In the interview, Carter is fairly candid about some of the issues that he dealt with as president. One of those issues was Ted Kennedy. The former president claims that, had it not been for Kennedy, we would have had universal health care during the Carter administration:
“The fact is that we would have had comprehensive health care NOW, had it not been for Ted Kennedy’s deliberately blocking the legislation that I proposed in 1978 or ’79,” Carter said.
Asked if he blames Kennedy for the failure, Carter said, “Exactly.”
“Health care. His issue,” Stahl remarked.
“Exactly. It was his fault,” Carter said. “Ted Kennedy killed the bill.”
So, darn it, blame Ted Kennedy for our not having government health care for decades. Curses!
And on and on the interview goes. After he spends a little too much time talking about Ted Kennedy, Carter proves that his favorite topic of discussion is himself. He tries to paint himself as a maverick, standing in the gap for the right thing, rather than as the weak Leftist he really was. He even claims sole credit for freeing the hostages!
At one point in the interview he tries to make a point about Reagan that actually winds up backfiring on him, whether he realizes it or not:
“Well, and you built solar panels on the roof of the White House,” Stahl remarked.

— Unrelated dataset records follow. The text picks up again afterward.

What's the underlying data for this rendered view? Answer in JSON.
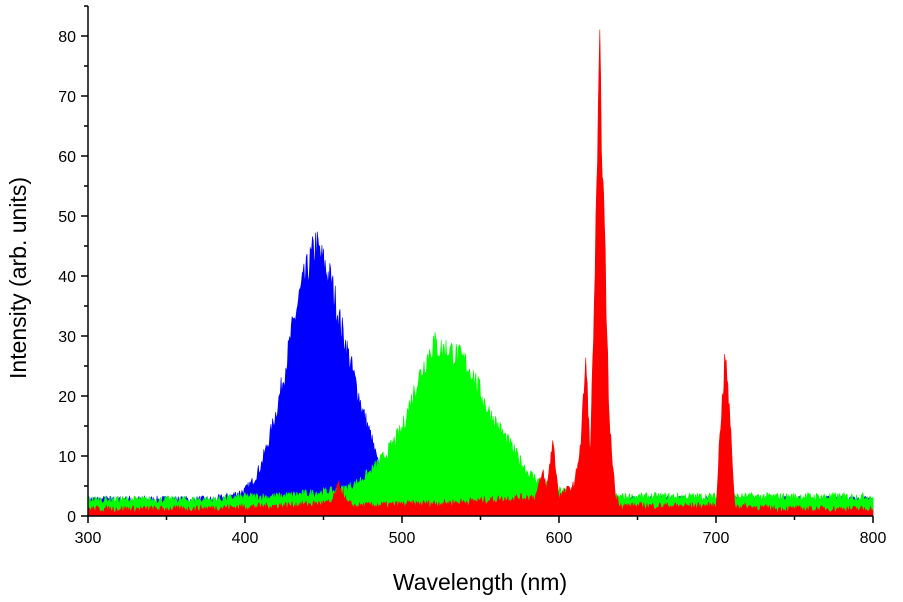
{
  "chart_data": {
    "type": "area",
    "title": "",
    "xlabel": "Wavelength (nm)",
    "ylabel": "Intensity (arb. units)",
    "xlim": [
      300,
      800
    ],
    "ylim": [
      0,
      85
    ],
    "xticks": [
      300,
      400,
      500,
      600,
      700,
      800
    ],
    "yticks": [
      0,
      10,
      20,
      30,
      40,
      50,
      60,
      70,
      80
    ],
    "grid": false,
    "legend": "none",
    "series": [
      {
        "color": "#0000ff",
        "x": [
          300,
          320,
          340,
          360,
          380,
          390,
          400,
          405,
          410,
          415,
          420,
          425,
          430,
          435,
          440,
          445,
          450,
          455,
          460,
          465,
          470,
          475,
          480,
          485,
          490,
          500,
          520,
          540,
          560,
          580,
          600,
          620,
          640,
          660,
          680,
          700,
          720,
          740,
          760,
          780,
          800
        ],
        "y": [
          2.5,
          2.5,
          2.5,
          2.5,
          2.5,
          3,
          4,
          5.5,
          8,
          12,
          17,
          23,
          30,
          36,
          40,
          44,
          41,
          38,
          32,
          27,
          22,
          17,
          13,
          8,
          5,
          3,
          2.5,
          2.5,
          2.5,
          2.5,
          2.5,
          2.5,
          2.5,
          2.5,
          2.5,
          2.5,
          2.5,
          2.5,
          2.5,
          2.5,
          2.5
        ]
      },
      {
        "color": "#00ff00",
        "x": [
          300,
          320,
          340,
          360,
          380,
          400,
          420,
          440,
          460,
          470,
          480,
          490,
          500,
          505,
          510,
          515,
          520,
          525,
          530,
          535,
          540,
          545,
          550,
          555,
          560,
          565,
          570,
          575,
          580,
          590,
          600,
          610,
          620,
          640,
          660,
          680,
          700,
          720,
          740,
          760,
          780,
          800
        ],
        "y": [
          2.5,
          2.5,
          2.5,
          2.5,
          2.5,
          3,
          3,
          3.5,
          4,
          5,
          7,
          10,
          14,
          18,
          22,
          25,
          28,
          27,
          27,
          26,
          25,
          23,
          20,
          17,
          15,
          13,
          11,
          9,
          7,
          5,
          4,
          3.5,
          3,
          3,
          3,
          3,
          3,
          3,
          3,
          3,
          3,
          3
        ]
      },
      {
        "color": "#ff0000",
        "x": [
          300,
          360,
          420,
          455,
          460,
          465,
          470,
          530,
          585,
          590,
          592,
          596,
          600,
          610,
          614,
          617,
          620,
          623,
          626,
          629,
          632,
          636,
          640,
          700,
          703,
          706,
          709,
          712,
          740,
          800
        ],
        "y": [
          1,
          1,
          1.5,
          2,
          5,
          2,
          1.5,
          2,
          3,
          7,
          4,
          12,
          3,
          5,
          12,
          25,
          10,
          40,
          74,
          45,
          15,
          3,
          1.5,
          1.5,
          15,
          26,
          15,
          1.5,
          1,
          1
        ]
      }
    ]
  }
}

“That’s right, which were ostentatiously removed as soon as Ronald Reagan became president,” Carter replied, laughing. “He wanted to show that America was a great nation. So great that we didn’t have to limit the enjoyment of life.”
“And the public seemed to like that better than they liked your message, which was ‘We have to be limiting,” Stahl said.
So basically, Carter says that Reagan undid Carter’s policies because he thought America was great. What does that say about Carter?
And then, at the end of the interview, he tells the biggest whopper of them all, one that is actually quite revealing about himself:
“With everything that President Obama’s going through, almost the worst insult that people say is that ‘My God, he could be worse than Jimmy Carter,'” Stahl said.
“I can’t control what people say about comparing me with Obama. But I hope that Obama will have as successful a term as I had in dealing with our nation’s domestic and international affairs. And if he does, I’ll be very proud of him, as I happen to be proud of myself, having had a successful administration when I was in office,” Carter replied. [emphasis mine]
Proud of himself. Yeah, that actually sums Jimmy Carter up better than any other description could.